Non, la chasse à l'immigration n'a rien d'une mesure visant à limiter le chômage, la fuite des « cerveaux », la délinquance ou le déficit public. C'est une mesure d'ordre raciale, culturelle et conservatrice au nom de la sauvegarde de la race blanche et des racines chrétiennes de la France. Sinon pourquoi la chasse aux couples mixtes dont on parle si souvent ? Sinon pourquoi s'attaquer à des familles qui travaillent, paient des impôts, consomment et font vivre le pays ? Sinon pourquoi « rafler » à proximité des mosquées et des épiceries de nuit ?
Pourquoi mettre tant de moyens pour tout ça alors qu'il suffirait juste d'en mettre davantage dans les systèmes de contrôle des services sociaux pour éviter les fraudes et cela sans discrimination sur l'origine, la couleur de peau ou la religion…
Je vous le demande.
De tintouin
21H58 | 10/03/2008 |
Sous prétexte de contester l'idée reçue que le solde migratoire est très largement entrant, il est ici exposé que le flux sortant contrebalance le flux entrant. Cet exposé est clair et réaliste.
Mais ceci ne change rien au problème du sentiment éprouvé depuis des années par cette France profonde et conservatrice, d'être envahie par « l'Etranger ».
Au contraire, cet exposé est même un facteur agravant de ce sentiment : la proportion des Français dits « de souche » se réduit d'autant plus sur le territoire national.
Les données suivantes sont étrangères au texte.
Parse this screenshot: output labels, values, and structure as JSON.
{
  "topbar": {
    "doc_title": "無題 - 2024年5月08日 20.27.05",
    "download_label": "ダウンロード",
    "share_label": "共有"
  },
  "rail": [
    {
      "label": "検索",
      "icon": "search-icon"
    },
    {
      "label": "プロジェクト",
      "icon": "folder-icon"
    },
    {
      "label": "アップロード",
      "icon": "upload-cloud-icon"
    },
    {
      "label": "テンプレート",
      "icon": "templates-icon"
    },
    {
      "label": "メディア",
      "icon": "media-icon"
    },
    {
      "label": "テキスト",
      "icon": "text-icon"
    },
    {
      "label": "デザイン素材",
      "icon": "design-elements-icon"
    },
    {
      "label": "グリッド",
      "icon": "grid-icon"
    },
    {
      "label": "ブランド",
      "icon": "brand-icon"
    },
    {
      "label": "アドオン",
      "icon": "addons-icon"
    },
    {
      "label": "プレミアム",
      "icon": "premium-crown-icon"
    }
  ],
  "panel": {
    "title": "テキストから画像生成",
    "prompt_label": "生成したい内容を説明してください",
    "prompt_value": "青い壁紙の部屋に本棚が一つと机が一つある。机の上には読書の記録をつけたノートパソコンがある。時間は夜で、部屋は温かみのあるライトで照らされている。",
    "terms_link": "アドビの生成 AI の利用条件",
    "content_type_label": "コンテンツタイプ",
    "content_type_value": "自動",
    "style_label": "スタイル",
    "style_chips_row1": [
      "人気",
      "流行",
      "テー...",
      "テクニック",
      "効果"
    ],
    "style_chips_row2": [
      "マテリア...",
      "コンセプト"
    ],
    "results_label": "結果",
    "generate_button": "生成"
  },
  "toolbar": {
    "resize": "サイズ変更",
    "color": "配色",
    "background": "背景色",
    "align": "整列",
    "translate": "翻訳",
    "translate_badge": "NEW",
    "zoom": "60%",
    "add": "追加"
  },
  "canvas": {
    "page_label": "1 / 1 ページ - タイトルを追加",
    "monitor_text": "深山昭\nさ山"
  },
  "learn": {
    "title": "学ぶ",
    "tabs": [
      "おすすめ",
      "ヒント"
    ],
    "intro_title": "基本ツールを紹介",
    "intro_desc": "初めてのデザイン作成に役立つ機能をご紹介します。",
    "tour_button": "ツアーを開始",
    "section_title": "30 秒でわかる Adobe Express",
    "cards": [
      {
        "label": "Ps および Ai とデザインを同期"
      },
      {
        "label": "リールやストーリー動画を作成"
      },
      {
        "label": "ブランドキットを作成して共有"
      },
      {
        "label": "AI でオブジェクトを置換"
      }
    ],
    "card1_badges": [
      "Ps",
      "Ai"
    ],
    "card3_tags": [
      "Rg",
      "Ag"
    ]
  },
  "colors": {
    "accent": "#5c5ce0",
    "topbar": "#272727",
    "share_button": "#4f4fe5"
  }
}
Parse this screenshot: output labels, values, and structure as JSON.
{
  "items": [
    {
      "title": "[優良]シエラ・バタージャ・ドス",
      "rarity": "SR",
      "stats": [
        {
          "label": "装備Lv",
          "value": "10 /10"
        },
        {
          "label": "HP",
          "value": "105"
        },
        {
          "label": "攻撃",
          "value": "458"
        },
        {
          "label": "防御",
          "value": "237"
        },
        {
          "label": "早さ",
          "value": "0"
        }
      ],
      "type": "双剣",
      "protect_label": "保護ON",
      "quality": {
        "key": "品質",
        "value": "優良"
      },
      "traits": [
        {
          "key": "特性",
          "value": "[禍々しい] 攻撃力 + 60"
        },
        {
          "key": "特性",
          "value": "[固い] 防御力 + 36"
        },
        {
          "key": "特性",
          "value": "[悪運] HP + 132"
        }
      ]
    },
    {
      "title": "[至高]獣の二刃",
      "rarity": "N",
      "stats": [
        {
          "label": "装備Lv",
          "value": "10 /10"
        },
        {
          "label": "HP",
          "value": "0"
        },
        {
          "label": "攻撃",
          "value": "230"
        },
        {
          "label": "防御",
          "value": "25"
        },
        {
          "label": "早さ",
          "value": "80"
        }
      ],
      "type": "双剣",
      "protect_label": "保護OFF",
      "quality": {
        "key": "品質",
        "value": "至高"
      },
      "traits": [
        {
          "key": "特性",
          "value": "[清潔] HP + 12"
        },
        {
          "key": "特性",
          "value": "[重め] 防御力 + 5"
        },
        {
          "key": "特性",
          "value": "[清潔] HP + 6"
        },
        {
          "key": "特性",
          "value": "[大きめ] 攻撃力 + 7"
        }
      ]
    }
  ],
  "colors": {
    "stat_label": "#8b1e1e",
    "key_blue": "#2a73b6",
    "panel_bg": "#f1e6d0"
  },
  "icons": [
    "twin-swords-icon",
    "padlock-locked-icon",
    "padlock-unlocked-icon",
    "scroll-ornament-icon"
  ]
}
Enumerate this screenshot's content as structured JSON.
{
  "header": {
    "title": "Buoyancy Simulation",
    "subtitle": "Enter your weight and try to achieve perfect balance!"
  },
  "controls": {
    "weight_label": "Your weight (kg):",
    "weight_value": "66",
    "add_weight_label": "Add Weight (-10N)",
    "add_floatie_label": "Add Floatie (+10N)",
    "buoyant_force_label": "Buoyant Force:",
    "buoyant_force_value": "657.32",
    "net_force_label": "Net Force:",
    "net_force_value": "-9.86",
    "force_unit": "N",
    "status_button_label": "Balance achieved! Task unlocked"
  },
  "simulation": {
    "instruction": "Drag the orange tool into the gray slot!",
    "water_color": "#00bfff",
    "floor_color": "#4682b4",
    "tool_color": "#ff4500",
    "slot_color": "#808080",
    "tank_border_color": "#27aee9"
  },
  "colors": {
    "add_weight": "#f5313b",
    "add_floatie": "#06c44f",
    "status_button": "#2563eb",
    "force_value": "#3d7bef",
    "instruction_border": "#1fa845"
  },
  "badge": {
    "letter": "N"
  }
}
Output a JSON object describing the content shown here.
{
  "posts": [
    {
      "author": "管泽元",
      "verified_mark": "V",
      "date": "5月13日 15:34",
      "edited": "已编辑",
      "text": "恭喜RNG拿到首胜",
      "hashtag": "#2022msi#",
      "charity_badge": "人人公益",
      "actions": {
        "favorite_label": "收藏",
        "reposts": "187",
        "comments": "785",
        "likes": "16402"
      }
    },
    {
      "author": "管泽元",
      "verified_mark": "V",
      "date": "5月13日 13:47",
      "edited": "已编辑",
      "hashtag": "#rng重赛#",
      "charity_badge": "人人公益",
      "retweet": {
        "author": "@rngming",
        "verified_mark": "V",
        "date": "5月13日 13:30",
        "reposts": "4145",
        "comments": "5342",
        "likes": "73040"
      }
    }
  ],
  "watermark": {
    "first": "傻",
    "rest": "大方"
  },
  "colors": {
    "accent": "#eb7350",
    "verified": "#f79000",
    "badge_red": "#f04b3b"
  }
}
En effet, si on avait une entrée de 500 000 immigrés pour une population constante de Français de souche de 60 millions, cette proportion d'immigrés serait d'une croissance modérée.
Avec une réduction dans le même temps de la population « Français de souche » due à l'émigration de ceux-ci vers l'étranger, cette proportion d'immigrés croît de façon plus accélérée.
Accélérant le sentiment d'envahissement de cette fameuse France profonde qui reste sur le territoire !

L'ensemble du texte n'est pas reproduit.